Why is Australia slow at electronic voting uptake? The Australian Information Industry Association (AIIA) says that with e-voting in place, we would already know the results of the Federal election.
The AIIA, the tech industry's 'peak' industry body, says electronic voting could be as simple as installing computer stations at polling booths, online and mobile voting.
“The process today is extraordinarily inefficient and expensive. With electronic voting in place, we would have known the results of our election minutes after the polls closed on Saturday, and everyone could get on with their jobs. And the election itself would have cost a lot less money to run,” says Rob Fitzpatrick, CEO of the AIIA.
The electronic method would decrease the costs and time spent on elections - the 2013 Federal election cost $193 million.
The electronic method would also increase the security and integrity of the entire voting process, particularly in today's paper era that is still prone to misplacement, miscounted and misread. Fitzpatrick cites the 2013 Western Australia Senate election as an example.
“Money invested in a universal electronic voting system would return savings very quickly and the government should be on the front foot of innovation and change. With the technology available today, electronic voting makes so much sense. Why spend valuable taxpayer funds on this 19th Century practice when that money could be put to far better use?” says Fitzpatrick.
Australia has started adopted electronic voting in Victorian state elections since 2006, through Electronically Assisted Voting (EAV). New South Wales adopted a remote voting system called iVote in 2011 for those who are disabled, visually-impaired or live more than 20 kilometres from a polling station.

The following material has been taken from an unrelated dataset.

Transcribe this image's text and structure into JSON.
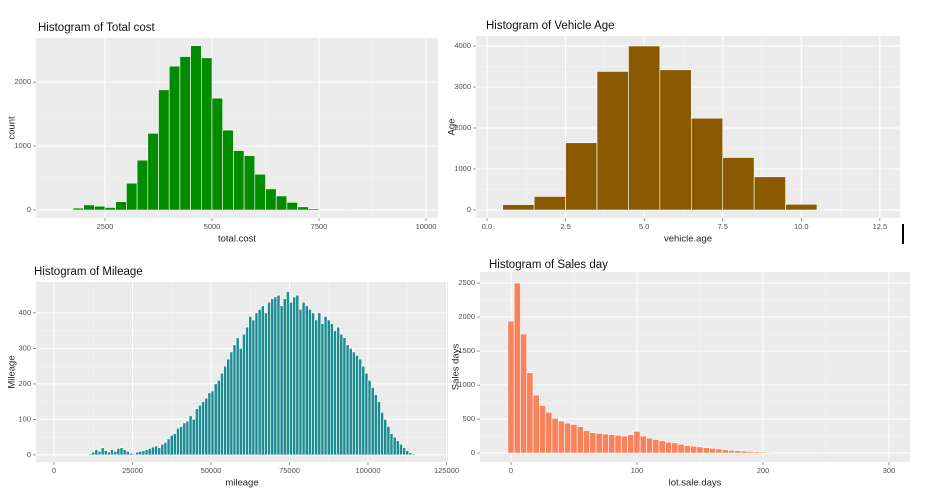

AIIA says that the iVote platform has been successful, receiving 283,669 votes in the 2015 New South Wales elections.
Fitzpatrick says these examples show that the system works and it's time to take the infrastructure throughout Australia.
“All Brazilian elections have been fully electronic since 2000, and countries like India and Estonia have electronic voting on a large scale, so we know it can be done,” concludes Fitzpatrick.
However, the security risks around e-voting need to be taken into account and machines would need to counter cyber attacks, says Nick FitzGerald, senior research fellow at ESET.
“Electronic voting seems like a rational step towards improving the efficiency of voting systems as we’re now used to doing almost everything online or via electronic devices. However, if a government body were to get involved in an electronic voting process, they’d need to recognise the potential cybersecurity impact and risks,” says FitzGerald.
“The value of undetectably subverting the result of an election is enormous, and there are well-placed concerns that poorly designed or implemented e-voting and i-voting systems could make achieving this much easier than in conventional voting systems. For example, in the US in the last couple of decades, there have been many issues with the voting machines themselves, not to mention the vote collating processes and so on. There are many lessons to be learned there,” FitzGerald concludes.
AIIA plans to encourage government to adopt digital transformation through the formation of a digital economy, employee work skills, tech adoption in business, and fast rollout of NBN and 5G networks.